Unsigned integers are always non-negative, that is greater than or equal to 0. When you subtract 1 from 0 in an unsigned integer type you end up with MAX_INT.

无符号整数总是非负的，即大于或等于 0。当你在无符号整数类型中从 0 中减去 1 时，你最终会得到 MAX_INT。

Therefore, your for loop will never terminate.

因此，您的 for 循环永远不会终止。

However, you need to use "%u" not "%d" in your printf if you want it to print the unsigned value rather than the signed value.

但是，如果您希望它打印无符号值而不是有符号值，则需要在 printf 中使用“%u”而不是“%d”。

Why so?

为什么这样？

Because your program has an undefined behavior (using %dwhich is for intto print an unsigned) - so you can expect anything to happen.

因为您的程序具有未定义的行为（使用%dwhich 用于int打印unsigned） - 所以您可以期待任何事情发生。

Why the infinite loop? Because an unsigned intis always >= 0.

为什么是无限循环？因为 anunsigned int总是>= 0。

What is the concept of unsigned integer?

无符号整数的概念是什么？

It's an... unsignedinteger. A whole number which is non-negative.

这是一个……无符号整数。一个非负的整数。

The %dformat string treats the substituted value as int, which is signed.

该%d格式串对待取代的值作为int，其被签署。

You use %d, so printf interprets the value as signed. Comparison to zero (>=0) of unsigned is always true.

您使用%d，因此 printf 将值解释为有符号。与 unsigned 的零 (>=0) 的比较始终为真。

So, while values are from 10 to 0, the output is ok (109876543210). After that the value becomes huge positive (maximum value, for 32bit int it is 0xFFFFFFFF). Comparison to 0 is true, so the loop continues. But in printf0xFFFFFFFFproduces -1since %dis used. Then the loop continues to 0xFFFFFFFEwhich is -2but still >= 0as unsigned.

因此，虽然值从 10 到 0，但输出没问题 (109876543210)。之后该值变为巨大的正数（最大值，对于 32 位 int 是0xFFFFFFFF）。与 0 的比较为真，因此循环继续。但在printf0xFFFFFFFF生产-1自%d使用。然后循环继续0xFFFFFFFE，-2但仍为>= 0无符号。

Use %u.

使用%u.

printfcan't know the type of the variable you give it, all it gets is the value (the bits themselves). You have to tell it how to interpret that value, and with %dyou tell it to interpret it as a signed integer.

printf无法知道你给它的变量的类型，它得到的只是值（位本身）。您必须告诉它如何解释该值，并%d告诉它将其解释为有符号整数。

You are using "%d" with printf() which is the format specifier for a signed integer.

您正在将 "%d" 与 printf() 一起使用，它是有符号整数的格式说明符。

Signed integers (we'll use 16 bit) range from -32768 to 32767 (0x8000 to 0x7FFF) while unsignedintegers range from 0 to 65535 (0x0000 to 0xFFFF). So unsigned integers cannot have negative values, which is why your loop never terminates. However, you have told the print program to format the output as ifit were signed(%d) so that you see the numbers formatted as negative values in your output. At some level, everything in a computer is just a string of bits that needs interpretation and your code example uses two different interpretations of the same bit patterns ... your unsigned int.

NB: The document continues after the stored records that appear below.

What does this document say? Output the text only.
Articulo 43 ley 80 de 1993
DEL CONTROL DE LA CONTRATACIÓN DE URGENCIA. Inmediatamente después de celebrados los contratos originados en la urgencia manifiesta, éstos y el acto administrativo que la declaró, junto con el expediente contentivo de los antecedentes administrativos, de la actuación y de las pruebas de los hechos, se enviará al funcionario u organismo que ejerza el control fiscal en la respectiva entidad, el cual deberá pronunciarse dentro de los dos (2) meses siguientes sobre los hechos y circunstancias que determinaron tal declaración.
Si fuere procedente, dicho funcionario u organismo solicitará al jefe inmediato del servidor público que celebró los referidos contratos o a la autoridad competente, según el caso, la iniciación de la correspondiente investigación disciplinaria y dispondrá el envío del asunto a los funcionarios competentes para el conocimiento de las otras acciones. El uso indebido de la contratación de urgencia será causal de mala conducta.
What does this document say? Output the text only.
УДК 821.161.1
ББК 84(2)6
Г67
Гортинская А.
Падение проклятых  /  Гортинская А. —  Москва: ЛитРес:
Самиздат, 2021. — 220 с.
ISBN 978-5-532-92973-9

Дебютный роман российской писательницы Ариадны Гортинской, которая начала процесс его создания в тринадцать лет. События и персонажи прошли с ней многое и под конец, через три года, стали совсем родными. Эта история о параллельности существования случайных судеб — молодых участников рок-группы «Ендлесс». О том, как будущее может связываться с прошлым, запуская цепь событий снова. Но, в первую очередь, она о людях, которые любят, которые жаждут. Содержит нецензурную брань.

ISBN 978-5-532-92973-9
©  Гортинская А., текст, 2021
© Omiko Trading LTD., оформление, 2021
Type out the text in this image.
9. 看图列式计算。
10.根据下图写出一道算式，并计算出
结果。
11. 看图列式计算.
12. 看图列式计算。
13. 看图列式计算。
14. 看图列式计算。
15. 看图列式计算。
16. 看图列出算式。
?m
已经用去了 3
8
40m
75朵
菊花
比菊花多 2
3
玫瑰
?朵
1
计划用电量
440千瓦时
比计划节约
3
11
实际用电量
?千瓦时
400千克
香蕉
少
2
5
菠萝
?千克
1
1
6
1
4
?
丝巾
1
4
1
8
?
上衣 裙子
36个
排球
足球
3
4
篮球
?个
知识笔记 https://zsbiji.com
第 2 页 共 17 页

有符号整数（我们将使用 16 位）范围从 -32768 到 32767（0x8000 到 0x7FFF），而无符号整数范围从 0 到 65535（0x0000 到 0xFFFF）。所以无符号整数不能有负值，这就是为什么你的循环永远不会终止。但是，你已经告诉打印程序格式化输出，就好像它被签署（%d），这样你看到格式化为在输出负值的数字。在某种程度上，计算机中的一切都只是一串需要解释的位，您的代码示例使用相同位模式的两种不同解释……您的无符号整数。

You should use %uas a format specifierin the printf, otherwise the value is casted to int.

您应该在 printf 中%u用作格式说明符，否则该值将被强制转换为int.

The declaration unsigned integerinstructs the compiler to use unsigned operations on the variable. For example, the >>operator has different behavior on unsigned integers vs signed (specifically, whether it should preserve the sign bit).

该声明unsigned integer指示编译器对变量使用无符号运算。例如，>>运算符对无符号整数和有符号整数有不同的行为（具体来说，它是否应该保留符号位）。

To print an unsigned integer, you should use the %uformatting.

要打印无符号整数，您应该使用%u格式。